There’s An Adult In My Soup has given me reminders that I need, and permission to be my playful self and know that I’m not alone on my quest for crazy. Being normal is so limiting.
When Kim wrote about people with bad attitudes (the Eeyores) and then the fun Tigger types – I totally agree. I call the sad sacks Energy Vampires. They suck the energy out of you simply by entering a room. They are predictable in their glum-ness and you have a great urge to take a fake phone call (make sure you hold the phone the right away) or just run from the room. Not always possible, unfortunately. I always look for the sunshine friends and more importantly, I try to be one!
Last year my hubby and I accepted a Kim and Jason challenge to go out and be daring and wild. We were the smile-makers around town who taped a take out soda cup to the top of the van and acted like it wasn’t there. When people shout or point we just do a shy wave and a smile that says, “Do I know you?” It’s such affordable fun. We take my Mom and the kids out, and even friends have requested a ride. Not sure why they don’t just do it on their own. Guess we’re the sunshine friends!

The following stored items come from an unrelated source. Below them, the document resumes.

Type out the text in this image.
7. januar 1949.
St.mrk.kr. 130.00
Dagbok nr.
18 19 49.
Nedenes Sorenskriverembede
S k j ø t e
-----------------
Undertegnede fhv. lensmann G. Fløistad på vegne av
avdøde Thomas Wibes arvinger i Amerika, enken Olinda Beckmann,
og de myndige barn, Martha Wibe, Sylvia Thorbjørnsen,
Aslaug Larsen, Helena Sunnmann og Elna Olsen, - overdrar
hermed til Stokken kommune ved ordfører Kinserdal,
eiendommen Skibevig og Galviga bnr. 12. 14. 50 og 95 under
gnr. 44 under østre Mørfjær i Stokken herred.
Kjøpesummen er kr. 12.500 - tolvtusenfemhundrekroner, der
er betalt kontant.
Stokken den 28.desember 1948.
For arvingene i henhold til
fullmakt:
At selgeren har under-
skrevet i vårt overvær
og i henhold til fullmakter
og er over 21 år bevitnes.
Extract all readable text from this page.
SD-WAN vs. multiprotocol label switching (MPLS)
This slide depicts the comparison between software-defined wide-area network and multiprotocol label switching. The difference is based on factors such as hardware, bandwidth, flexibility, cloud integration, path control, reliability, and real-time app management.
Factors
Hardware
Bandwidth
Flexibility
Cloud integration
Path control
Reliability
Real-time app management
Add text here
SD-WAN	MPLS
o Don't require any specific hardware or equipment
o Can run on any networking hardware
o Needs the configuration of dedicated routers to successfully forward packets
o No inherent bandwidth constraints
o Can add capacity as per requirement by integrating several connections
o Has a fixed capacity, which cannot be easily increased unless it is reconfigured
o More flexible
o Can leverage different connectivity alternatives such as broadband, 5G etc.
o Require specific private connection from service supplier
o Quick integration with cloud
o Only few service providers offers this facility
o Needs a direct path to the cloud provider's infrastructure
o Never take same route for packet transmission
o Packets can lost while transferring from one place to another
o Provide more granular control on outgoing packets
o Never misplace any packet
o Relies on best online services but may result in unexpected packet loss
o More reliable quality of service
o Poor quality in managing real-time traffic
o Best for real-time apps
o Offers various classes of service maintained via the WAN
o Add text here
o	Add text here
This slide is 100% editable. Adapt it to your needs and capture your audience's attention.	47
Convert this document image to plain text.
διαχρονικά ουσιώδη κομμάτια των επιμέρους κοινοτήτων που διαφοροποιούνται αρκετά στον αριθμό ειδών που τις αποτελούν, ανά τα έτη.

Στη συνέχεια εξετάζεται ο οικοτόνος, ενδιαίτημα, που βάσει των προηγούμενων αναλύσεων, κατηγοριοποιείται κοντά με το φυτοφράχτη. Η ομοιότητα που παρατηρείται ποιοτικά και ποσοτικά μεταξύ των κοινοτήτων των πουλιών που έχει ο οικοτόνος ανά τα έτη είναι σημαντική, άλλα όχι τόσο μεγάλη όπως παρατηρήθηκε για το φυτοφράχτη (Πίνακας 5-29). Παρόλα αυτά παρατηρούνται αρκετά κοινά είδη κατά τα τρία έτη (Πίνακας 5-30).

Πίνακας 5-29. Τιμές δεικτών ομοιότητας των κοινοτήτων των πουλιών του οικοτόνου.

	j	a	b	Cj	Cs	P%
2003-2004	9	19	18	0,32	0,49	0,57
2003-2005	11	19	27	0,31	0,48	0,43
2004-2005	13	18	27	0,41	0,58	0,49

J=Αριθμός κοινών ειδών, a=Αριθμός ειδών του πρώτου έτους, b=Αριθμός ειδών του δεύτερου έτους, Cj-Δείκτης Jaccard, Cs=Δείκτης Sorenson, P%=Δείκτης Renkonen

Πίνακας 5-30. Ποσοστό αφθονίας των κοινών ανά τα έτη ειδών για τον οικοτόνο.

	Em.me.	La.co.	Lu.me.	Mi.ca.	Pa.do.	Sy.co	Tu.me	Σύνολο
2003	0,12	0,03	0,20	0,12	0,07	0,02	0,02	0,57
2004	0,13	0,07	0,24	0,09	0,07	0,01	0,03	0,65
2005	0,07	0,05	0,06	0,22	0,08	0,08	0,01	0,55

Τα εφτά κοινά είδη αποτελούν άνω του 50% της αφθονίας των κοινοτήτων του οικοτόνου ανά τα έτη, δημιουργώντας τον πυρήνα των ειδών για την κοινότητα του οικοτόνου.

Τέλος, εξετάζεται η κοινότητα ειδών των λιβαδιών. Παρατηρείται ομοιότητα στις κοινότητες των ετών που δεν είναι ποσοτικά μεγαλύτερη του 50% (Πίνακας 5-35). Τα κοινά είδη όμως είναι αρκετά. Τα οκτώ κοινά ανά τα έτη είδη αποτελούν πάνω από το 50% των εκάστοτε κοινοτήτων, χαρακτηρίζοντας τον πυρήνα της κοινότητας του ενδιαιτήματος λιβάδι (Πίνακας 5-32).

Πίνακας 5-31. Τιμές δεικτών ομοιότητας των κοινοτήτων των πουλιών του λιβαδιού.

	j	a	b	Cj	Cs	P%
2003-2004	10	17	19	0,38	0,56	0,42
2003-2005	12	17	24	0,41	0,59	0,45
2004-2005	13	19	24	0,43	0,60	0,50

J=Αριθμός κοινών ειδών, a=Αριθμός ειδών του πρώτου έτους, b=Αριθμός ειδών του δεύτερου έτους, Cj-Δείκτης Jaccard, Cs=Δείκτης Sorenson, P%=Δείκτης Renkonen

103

I appreciate the theme of the new book and, as I said, it’s a great read in small bits so that you can absorb the message meant just for you for that moment. It is closed with quotes from Erma Bombeck that brought sweet tears to my eyes. This ending was a dessert for my soul. Next time I read There’s An Adult In My Soup, I’ll have dessert first !
I am touched by the heart and soul you share with your readers in this book and on your website, Kim and Jason. Lucy picked really cool parents.
And now I must go – I’m planning a pajama happy hour to celebrate my birthday this weekend! Instead of bringing a gift, the challenge to my pals is to buy a gift for someone else and not tell them it was a challenge. We’ll have fun stories to share at the PJ party!
Enjoy the read and find your message.